Well there has been some big ups and downs this last few weeks. In the down side, we lost our dear friend Bob to cancer last week. It was VERY difficult for all of us, especially my mom, because it is so close to home. He was such an amazing man with a contagious smile and a heart of gold. He was diagnosed with colon cancer just a couple months ago and it took him down fast. It was really hard to watch him suffer and ultimately he kind of gave up. He told my mom in the final days that he was ready and that he didn’t want to burden his wife anymore. That statement will stick with me forever because I have felt that way at times but then I realize to some degree my value is worth more than the burden. If he only knew how much we all cared about him and that attitude is such a huge part of it maybe he could have hung on a little longer. It has been a difficult time for all involved but for me it made me a little fearful of what the future might hold but then I realize that fearing it won’t change it and strength and perseverance are the key to staying well as long as I can. I have a blood draw next week and I have a little anxiety about it as usual but then at the same time I feel pretty good other than the tiredness that NEVER seems to go away. No pain and no discomfort so far so I can’t complain too much. My leg is either maybe a little better or I am just getting used to it at this point. I have gained some weight which is frustrating but I think that has a lot more to do with lack of activity since I stand all day at work and am so tired when I get home that I don’t cook like I should. I am determined to get back on track and get better results. Mark has recently told me that he doesn’t expect me to be so restricted forever so I have been trying to have a somewhat normal, yet healthy diet.
On the positive side I have a guy in my life that is a breath of fresh air in the chaos that is my life . He is so kind and thoughtful that it kind of blows me away at times. He and I worked together at Tamarack a few years ago and he has been an amazing friend. He has been an active part of this journey for me, making sure to come to see me frequently and participating in several of my fundraisers. He has always been a super great guy but in being a supportive and helping me get through some of the recent transition we became really close and something new and exciting has been developing. I had so many thoughts that nobody else would ever want me so this is new and kind of scary for me. It is also kind of exciting and fun. The idea of having a future that looks bright is a new concept for me. The adventure and the joy have been outstanding. I was absolutely NOT looking to date but it just kind of happened out of nowhere. I can’t say that I am disappointed either.

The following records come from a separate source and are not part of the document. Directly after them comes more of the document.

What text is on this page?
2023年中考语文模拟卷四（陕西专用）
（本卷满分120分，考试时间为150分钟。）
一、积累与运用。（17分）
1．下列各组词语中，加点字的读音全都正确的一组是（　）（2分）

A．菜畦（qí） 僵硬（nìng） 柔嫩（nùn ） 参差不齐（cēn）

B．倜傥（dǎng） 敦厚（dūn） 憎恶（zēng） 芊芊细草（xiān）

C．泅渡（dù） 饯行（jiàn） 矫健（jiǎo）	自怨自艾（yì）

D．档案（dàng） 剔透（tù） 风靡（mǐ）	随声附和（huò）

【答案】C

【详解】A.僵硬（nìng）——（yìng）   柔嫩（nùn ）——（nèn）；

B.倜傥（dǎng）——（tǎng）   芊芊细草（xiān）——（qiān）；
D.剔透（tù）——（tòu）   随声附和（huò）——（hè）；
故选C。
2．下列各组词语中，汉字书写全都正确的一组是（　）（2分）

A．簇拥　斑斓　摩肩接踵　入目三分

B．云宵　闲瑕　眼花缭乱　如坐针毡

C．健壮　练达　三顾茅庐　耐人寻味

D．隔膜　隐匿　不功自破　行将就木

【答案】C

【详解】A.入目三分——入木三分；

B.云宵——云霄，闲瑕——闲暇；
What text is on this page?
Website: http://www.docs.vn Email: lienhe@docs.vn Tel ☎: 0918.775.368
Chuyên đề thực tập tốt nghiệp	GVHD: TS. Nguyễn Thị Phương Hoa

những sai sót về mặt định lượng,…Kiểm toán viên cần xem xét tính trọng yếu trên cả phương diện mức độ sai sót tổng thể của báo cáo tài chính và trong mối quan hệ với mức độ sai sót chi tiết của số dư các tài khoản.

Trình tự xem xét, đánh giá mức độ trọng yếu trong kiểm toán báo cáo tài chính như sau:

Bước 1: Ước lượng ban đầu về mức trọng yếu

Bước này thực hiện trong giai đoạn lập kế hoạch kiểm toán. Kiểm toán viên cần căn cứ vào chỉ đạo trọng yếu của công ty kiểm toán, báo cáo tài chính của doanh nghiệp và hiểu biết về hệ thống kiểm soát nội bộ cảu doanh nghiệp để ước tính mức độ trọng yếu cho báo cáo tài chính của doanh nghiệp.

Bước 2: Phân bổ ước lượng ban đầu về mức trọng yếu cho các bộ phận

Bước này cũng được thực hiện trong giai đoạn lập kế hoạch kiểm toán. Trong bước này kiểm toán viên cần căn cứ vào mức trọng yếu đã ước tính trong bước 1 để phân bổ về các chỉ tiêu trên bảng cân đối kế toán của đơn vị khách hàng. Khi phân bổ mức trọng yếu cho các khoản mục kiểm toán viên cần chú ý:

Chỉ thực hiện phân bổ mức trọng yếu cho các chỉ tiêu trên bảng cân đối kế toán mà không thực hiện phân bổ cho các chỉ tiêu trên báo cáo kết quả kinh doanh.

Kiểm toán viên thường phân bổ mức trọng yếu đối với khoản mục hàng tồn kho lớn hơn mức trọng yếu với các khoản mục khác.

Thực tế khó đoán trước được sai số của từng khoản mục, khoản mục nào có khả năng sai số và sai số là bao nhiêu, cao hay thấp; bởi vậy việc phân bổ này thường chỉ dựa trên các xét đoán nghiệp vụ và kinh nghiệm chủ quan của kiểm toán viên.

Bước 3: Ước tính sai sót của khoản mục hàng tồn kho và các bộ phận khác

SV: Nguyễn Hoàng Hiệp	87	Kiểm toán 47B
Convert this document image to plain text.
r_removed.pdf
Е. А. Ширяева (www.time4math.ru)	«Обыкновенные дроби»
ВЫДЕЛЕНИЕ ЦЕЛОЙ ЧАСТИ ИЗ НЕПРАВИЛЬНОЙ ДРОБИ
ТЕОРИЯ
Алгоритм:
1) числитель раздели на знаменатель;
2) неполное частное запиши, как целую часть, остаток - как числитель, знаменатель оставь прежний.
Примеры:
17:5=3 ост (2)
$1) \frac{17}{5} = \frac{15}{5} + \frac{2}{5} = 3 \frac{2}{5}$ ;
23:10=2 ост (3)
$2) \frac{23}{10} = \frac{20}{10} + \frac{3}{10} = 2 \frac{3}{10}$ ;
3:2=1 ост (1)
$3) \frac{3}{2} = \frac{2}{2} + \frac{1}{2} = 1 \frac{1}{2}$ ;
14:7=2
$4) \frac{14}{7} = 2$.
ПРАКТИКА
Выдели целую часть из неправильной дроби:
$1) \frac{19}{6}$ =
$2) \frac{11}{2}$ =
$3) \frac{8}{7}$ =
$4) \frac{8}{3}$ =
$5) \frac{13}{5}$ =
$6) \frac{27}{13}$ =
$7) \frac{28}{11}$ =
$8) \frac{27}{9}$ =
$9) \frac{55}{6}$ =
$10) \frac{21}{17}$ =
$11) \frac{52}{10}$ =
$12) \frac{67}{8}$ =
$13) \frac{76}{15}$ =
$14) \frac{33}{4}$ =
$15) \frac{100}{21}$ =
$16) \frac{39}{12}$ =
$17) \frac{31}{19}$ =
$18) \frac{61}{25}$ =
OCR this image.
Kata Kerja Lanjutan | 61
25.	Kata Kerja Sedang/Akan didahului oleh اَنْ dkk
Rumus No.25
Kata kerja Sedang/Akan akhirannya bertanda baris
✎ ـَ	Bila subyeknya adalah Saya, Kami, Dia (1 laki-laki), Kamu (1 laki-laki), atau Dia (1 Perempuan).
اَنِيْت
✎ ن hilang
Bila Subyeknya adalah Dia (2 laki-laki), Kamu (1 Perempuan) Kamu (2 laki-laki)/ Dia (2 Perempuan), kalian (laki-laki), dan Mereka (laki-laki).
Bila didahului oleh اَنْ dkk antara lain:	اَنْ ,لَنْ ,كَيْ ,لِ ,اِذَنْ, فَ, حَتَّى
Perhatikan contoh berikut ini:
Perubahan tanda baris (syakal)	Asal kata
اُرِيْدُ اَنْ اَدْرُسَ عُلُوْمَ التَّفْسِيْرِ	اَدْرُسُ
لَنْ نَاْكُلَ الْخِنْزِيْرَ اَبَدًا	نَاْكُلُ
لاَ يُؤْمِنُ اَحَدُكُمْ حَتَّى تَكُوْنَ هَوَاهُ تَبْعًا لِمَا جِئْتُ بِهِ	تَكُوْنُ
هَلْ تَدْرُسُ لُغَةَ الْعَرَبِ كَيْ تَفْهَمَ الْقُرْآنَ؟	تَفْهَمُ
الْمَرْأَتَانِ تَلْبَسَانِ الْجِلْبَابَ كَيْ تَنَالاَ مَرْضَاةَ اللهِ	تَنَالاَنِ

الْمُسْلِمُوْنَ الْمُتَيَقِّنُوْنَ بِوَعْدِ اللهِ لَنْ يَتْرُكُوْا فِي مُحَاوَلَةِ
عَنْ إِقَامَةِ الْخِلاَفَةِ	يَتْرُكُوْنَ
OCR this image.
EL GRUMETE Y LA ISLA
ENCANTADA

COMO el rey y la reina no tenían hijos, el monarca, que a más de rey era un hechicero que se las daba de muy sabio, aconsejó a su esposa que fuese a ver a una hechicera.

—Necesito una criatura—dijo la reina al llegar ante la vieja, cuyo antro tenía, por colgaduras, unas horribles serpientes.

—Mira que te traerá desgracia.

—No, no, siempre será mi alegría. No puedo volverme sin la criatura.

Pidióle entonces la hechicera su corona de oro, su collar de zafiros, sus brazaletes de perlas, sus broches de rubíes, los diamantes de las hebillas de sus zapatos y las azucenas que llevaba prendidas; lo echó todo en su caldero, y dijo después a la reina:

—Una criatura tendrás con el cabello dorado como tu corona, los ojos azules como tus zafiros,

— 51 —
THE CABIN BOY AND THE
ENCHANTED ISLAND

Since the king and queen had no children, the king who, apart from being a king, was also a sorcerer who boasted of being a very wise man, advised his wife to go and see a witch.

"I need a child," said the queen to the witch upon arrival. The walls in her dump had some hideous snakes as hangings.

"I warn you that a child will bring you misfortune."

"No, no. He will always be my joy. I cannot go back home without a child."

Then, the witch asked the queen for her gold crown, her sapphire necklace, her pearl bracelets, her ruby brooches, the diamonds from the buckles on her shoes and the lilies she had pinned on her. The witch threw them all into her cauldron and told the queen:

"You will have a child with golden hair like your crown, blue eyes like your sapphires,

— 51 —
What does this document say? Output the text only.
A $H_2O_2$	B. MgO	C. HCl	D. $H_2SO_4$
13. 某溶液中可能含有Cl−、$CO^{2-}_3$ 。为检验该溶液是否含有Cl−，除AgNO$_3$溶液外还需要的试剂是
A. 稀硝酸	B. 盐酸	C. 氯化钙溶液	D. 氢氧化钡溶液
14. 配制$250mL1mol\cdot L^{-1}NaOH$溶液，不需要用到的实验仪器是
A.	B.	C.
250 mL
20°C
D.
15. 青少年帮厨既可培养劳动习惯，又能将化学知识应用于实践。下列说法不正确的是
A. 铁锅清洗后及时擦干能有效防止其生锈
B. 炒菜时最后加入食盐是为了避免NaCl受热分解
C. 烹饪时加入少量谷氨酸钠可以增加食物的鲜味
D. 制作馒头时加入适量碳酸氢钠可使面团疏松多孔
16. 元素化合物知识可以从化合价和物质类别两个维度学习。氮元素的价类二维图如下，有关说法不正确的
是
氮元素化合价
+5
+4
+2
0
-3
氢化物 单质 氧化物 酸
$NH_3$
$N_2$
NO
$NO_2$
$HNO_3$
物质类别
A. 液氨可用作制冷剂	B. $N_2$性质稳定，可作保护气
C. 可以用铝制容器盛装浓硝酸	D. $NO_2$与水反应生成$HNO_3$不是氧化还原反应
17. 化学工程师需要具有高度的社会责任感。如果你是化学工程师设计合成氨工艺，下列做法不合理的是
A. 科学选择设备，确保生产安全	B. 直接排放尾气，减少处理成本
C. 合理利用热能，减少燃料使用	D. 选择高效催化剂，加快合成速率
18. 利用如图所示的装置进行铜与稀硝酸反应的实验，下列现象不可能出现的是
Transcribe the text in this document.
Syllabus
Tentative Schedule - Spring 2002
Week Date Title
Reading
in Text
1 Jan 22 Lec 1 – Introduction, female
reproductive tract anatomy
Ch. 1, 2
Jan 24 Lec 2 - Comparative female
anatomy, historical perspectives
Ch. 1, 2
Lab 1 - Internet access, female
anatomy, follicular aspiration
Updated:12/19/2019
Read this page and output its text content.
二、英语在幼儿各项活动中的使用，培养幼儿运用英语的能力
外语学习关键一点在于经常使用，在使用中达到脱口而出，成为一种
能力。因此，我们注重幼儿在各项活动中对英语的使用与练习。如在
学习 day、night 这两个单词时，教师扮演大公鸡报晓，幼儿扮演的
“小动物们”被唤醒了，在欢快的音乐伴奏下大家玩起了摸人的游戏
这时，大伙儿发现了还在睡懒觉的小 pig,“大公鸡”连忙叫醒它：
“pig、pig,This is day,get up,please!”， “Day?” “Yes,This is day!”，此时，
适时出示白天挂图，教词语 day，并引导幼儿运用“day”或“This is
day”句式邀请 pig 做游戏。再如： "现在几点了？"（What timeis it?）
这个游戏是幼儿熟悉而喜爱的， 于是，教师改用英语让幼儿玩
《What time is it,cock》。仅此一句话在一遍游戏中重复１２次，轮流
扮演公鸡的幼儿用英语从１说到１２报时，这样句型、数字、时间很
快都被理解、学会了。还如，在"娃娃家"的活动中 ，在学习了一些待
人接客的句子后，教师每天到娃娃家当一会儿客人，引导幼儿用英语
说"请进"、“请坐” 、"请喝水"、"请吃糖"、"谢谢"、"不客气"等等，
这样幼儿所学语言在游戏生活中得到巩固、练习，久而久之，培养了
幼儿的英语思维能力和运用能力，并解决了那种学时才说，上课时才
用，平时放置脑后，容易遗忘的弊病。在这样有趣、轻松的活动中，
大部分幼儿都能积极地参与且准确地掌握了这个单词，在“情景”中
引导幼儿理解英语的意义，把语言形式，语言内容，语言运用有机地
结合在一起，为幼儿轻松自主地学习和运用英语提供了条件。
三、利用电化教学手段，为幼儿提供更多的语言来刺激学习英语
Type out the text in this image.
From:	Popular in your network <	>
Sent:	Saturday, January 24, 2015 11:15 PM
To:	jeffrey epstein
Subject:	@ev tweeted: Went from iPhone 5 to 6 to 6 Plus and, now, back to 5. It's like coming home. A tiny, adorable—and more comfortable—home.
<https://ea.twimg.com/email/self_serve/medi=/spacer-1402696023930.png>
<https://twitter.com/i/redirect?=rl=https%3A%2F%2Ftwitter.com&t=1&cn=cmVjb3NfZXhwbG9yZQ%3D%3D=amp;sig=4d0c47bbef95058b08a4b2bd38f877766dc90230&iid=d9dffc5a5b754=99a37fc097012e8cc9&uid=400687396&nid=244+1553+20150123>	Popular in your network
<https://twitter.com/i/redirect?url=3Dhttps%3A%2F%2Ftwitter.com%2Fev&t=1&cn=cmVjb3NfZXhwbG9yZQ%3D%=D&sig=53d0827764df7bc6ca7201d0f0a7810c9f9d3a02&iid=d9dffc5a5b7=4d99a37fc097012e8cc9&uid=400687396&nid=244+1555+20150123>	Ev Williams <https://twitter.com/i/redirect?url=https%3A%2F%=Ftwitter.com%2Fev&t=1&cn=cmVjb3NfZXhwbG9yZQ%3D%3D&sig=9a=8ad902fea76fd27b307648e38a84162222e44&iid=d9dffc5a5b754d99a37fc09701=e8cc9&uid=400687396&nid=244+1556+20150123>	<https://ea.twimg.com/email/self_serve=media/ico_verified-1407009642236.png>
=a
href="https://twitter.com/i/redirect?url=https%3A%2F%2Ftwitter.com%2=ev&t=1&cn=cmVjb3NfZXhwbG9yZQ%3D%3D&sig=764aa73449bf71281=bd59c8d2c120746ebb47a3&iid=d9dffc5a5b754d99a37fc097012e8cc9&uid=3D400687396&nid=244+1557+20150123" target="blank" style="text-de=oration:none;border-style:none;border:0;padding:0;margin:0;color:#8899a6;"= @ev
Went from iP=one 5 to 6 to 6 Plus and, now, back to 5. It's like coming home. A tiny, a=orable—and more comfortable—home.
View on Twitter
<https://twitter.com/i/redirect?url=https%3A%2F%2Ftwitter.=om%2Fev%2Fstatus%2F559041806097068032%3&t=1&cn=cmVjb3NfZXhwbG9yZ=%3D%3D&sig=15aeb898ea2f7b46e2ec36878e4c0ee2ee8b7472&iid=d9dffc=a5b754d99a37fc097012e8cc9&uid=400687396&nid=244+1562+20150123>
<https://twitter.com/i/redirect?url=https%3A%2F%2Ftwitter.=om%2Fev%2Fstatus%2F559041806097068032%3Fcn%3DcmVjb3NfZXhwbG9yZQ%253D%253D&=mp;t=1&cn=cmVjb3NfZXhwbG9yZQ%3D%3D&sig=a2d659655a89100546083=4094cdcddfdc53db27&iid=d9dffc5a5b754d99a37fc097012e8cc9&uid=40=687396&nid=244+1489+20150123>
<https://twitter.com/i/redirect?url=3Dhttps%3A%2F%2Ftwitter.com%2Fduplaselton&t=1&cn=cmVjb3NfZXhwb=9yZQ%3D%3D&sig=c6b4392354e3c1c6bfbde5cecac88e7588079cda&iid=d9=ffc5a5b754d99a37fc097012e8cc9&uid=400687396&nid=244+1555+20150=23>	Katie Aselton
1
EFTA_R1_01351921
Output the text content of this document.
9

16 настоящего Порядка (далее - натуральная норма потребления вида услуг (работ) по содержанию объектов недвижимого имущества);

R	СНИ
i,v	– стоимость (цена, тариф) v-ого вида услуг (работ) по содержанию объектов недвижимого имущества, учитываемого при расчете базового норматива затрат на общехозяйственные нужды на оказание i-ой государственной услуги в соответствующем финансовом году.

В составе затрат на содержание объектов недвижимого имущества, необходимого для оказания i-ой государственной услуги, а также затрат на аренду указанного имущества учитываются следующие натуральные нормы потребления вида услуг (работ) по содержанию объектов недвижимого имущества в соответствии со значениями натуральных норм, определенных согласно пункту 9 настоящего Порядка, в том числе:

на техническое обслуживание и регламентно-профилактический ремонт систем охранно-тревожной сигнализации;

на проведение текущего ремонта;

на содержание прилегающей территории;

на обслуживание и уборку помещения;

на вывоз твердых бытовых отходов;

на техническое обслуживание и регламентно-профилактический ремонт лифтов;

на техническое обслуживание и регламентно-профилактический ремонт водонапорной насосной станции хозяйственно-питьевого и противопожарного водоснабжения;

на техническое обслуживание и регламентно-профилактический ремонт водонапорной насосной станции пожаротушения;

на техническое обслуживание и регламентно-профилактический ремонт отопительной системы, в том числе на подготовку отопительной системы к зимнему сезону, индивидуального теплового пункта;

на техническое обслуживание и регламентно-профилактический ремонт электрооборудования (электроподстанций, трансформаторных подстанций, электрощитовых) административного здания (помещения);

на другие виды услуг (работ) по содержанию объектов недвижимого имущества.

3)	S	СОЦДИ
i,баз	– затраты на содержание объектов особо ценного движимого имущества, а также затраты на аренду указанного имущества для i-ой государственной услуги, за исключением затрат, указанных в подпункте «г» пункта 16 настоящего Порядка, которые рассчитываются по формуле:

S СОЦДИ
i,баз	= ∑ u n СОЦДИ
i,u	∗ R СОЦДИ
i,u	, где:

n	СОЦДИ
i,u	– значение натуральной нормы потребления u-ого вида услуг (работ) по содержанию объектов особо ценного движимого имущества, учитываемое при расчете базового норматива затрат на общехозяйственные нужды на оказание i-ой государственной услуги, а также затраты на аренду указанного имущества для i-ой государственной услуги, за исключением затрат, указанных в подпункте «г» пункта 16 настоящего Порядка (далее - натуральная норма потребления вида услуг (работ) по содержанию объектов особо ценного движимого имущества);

I also met Daricks girlfriend Laura this week. I wasn’t sure how I would feel about it at first but she seems nice and she is really pretty. As long as she treats the girls well I don’t have much to complain about. At first I felt a little resentment toward her but the more I look at myself and why I feel that way I have had a chance to process and release those feelings. Ultimately the best thing for my girls is for Darick to change and if that takes me leaving and a new girl teaching him then so be it. I have struggled with him not having time to spend with the girls and I in the past but now he has every weekend available for the new girl and her kids. However I have to let it go and see that there is something good out there waiting for me as well. The good stuff is coming, I’m expecting it…
It’s been a while since I’ve had some time to sit down and write. We have been going, going, but the fact that I feel up to going is amazing. We’ve been skiing/snowboarding when we can and I actually ran into a client of mine from Tamarack yesterday. He and his family are up here from Texas. They are a wonderful family and had no idea that I even had cancer. It always catches people off guard. When he walked up to me he said “You cut your hair” and I kind of laughed to myself. He told me that I looked great and that they would love to get a hold of me to ski with their kids again. I got to visit with his wife and kids as well. What good memories I have from that season at Tamarack and that family especially.